Le uniformi utilizzate dai ragazzi, con il loro cognomi riportati sulla patch, sono simili a quelle indossate dallo U.S. Army in Vietnam e solo gli istruttori indossano l’attuale vestiario da capitolato chiaramente (e per fortuna) senza stellette.

La location non è una caserma ma una struttura civile situata a Levico in provincia di Trento e l’unico riferimento militare, a parte l’asta della bandiera posta per il reality, sono i colori uniformi dei muri che si vedono filtrati dalla nebbia mattutina. La Land Rover verde a passo lungo pubblicata sui media, non è militare, diciamo che "serve a fare atmosfera".

Troppi concetti marziali (ma siamo alla prima puntata) sono stati oltrepassati e garantiti da troppa tolleranza verso l’indisciplina, percepibile con dolore da chiunque abbia fatto il servizio militare.

Probabilmente il realty segue precisi step selettivi sempre più stringenti e severi. Un altro particolare lontano anni luce da un contesto addestrativo serio è che la selezione improntata a far emergere la motivazione, qui a La caserma sembra essere sconosciuta.

Prima di continuare è bene sottolineare che attualmente il mondo militare vero, è supportato da professionisti della formazione capaci di agglomerare e affiatare i plotoni assegnati non solo disciplinarmente ma soprattutto responsabilmente.

Il più vivace è il simpatico italo rumeno George Ciupilan, scelta azzeccata per l’indisciplina anche se sembra avere doti nascoste, mentre uno dei gemelli Lapresa, in barba alle norme igieniche, comandato di corvée cucina, si presenta a servire il rancio con capelli lunghi e senza cuffietta.

Tra le ragazze che si sono presentate con i tacchi e dei valigioni di vestiti e trucchi, il corredo militare consegnato le ha visibilmente disarmate. Coloro che mi hanno colpito di più, forse perché lontane dal concetto di star hollywoodiane, sono l’italo nigeriana Naomi Akano 19 anni, che si è subito adeguata al concetto di disciplina e Erika Mattina, attivista Lgbt che ha potuto constatare dopo la sua dichiarazione al capo istruttore, che non ci sono pregiudizi nelle forze armate, ma semmai regole per tutti, come il non poter far uso di cellulari o accessi ai pc, vietati comprensibilmente durante le sei settimane.
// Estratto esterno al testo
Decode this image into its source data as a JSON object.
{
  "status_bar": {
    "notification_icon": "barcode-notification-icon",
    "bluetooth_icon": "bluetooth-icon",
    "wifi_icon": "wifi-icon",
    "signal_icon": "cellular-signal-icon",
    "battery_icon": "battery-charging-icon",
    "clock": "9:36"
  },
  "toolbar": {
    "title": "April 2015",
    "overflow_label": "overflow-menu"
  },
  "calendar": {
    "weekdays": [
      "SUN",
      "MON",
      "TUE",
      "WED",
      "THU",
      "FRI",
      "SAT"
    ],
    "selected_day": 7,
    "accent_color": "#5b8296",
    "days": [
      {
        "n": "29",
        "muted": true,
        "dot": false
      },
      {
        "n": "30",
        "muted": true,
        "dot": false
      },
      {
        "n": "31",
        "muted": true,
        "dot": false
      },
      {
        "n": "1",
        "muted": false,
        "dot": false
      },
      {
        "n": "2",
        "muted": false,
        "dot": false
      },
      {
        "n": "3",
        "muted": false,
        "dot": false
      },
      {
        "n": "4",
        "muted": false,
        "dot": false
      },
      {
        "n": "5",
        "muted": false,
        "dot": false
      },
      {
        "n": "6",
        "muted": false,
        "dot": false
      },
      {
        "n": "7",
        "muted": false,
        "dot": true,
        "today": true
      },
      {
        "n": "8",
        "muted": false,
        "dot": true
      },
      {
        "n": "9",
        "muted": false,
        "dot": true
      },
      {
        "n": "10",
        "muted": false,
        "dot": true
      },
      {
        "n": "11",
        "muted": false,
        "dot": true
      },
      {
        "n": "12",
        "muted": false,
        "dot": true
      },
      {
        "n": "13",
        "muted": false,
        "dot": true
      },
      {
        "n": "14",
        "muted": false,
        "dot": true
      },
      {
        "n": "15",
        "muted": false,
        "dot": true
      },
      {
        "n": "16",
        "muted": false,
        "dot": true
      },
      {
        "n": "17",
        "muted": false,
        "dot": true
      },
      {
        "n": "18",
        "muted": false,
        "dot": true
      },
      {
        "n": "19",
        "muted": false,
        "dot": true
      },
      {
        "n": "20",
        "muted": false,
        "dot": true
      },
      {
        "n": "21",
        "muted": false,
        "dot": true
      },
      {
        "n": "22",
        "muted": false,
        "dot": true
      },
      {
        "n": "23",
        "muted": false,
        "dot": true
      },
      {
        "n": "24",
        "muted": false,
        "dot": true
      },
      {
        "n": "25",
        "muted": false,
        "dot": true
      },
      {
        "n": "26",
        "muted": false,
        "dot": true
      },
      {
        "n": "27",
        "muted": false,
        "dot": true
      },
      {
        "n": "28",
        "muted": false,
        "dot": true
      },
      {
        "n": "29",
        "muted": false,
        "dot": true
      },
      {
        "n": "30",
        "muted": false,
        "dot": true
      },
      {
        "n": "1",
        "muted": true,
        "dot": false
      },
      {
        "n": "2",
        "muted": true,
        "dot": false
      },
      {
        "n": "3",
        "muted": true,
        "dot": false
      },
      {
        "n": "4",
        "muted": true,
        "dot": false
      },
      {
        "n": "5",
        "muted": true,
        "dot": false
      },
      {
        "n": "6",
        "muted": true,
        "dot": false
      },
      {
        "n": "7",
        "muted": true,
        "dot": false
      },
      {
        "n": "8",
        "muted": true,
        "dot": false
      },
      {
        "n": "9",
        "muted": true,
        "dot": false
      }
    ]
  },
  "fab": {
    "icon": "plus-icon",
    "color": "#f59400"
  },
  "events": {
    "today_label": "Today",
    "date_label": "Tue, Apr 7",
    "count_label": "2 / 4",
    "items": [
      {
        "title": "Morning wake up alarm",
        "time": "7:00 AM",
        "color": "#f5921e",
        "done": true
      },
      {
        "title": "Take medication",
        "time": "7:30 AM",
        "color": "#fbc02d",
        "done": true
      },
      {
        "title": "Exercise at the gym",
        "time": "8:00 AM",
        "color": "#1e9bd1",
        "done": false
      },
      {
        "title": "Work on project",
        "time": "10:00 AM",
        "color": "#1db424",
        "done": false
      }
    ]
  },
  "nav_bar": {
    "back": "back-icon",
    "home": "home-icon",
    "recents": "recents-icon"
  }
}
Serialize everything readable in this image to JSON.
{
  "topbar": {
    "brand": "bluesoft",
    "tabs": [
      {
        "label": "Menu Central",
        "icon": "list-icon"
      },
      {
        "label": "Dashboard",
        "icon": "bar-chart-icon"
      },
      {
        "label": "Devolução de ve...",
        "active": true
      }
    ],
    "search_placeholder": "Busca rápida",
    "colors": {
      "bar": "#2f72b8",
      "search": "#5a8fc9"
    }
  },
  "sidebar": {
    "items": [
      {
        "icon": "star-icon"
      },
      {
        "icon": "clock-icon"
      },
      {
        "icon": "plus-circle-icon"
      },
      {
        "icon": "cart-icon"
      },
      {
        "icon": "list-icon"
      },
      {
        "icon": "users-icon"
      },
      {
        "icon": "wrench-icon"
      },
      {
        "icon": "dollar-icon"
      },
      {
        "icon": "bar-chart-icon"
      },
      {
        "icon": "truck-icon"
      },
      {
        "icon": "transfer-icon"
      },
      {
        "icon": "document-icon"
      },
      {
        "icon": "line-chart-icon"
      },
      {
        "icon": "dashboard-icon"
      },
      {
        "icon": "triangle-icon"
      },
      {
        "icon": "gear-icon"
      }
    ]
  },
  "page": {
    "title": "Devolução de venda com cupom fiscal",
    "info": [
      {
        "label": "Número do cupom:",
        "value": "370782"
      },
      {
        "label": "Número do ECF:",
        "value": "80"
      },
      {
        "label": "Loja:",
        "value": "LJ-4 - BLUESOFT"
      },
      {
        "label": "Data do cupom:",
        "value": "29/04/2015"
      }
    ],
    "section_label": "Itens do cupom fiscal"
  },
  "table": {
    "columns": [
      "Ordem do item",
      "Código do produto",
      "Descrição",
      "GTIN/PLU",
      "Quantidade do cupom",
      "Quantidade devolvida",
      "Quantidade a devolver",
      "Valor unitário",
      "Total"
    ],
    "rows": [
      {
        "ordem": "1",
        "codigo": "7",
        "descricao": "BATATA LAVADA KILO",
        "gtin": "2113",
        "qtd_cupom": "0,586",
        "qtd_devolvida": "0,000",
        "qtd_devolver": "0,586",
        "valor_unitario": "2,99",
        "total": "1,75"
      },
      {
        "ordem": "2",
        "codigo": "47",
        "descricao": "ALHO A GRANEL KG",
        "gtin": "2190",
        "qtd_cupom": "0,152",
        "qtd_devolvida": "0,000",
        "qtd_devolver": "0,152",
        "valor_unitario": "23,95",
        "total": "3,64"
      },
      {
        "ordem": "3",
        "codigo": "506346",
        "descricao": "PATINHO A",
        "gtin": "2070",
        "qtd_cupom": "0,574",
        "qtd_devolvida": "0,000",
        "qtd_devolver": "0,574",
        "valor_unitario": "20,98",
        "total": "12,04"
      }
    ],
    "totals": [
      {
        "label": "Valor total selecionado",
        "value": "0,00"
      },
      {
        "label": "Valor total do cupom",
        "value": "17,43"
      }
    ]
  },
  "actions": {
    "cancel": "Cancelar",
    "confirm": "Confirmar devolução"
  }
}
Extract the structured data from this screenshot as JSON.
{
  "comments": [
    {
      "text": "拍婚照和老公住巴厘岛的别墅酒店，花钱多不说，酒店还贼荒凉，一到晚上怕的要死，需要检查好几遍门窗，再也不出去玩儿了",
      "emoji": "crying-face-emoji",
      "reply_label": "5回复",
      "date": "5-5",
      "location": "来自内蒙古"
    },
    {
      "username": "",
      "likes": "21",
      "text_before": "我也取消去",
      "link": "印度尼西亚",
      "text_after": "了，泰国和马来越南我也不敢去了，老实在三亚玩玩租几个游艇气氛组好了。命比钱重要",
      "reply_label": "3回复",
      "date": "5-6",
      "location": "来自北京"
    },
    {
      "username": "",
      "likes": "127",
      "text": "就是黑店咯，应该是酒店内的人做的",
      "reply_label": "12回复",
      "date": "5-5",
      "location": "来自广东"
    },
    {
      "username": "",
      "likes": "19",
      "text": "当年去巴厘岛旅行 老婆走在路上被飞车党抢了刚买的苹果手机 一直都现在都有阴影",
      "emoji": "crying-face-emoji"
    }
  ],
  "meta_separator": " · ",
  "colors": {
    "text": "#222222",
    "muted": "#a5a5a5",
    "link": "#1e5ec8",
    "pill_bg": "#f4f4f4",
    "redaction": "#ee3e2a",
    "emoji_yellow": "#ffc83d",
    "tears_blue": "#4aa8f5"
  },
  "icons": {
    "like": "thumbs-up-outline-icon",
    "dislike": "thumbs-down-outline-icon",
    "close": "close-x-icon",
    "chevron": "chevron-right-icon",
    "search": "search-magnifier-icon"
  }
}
La vera mente tra i maschietti è l’italo pachistano Omar Hussain, un ragazzo composto e disciplinato e con un Q.I sopra la media mondiale.

Si parla di bullismo e atteggiamenti di gratuita prepotenza ahimè reali, dove spesso è l’assenza di valori che li degenera in episodi oltraggiosi verso le istituzioni e coetanei, e per molti la medicina più immediata sarebbe il ripristino della leva obbligatoria. È vero, molti aspetti non degni di un paese civile sarebbero limati, ma il ruolo della scuola a mio avviso, ha per molti versi un aspetto principale.

Se prendi singolarmente a parte una buona parte dei giovani di oggi, ti accorgi delle loro mancanze (a me è capitato con la scuola guida) tra cui un’insicurezza cronica. I gruppi dove si rifugiano, capeggiati da un vulcanico capobranco, sembrano essere la risposta immediata per "rimanere a galla" pur sottostando, senza convinzione, a un despota.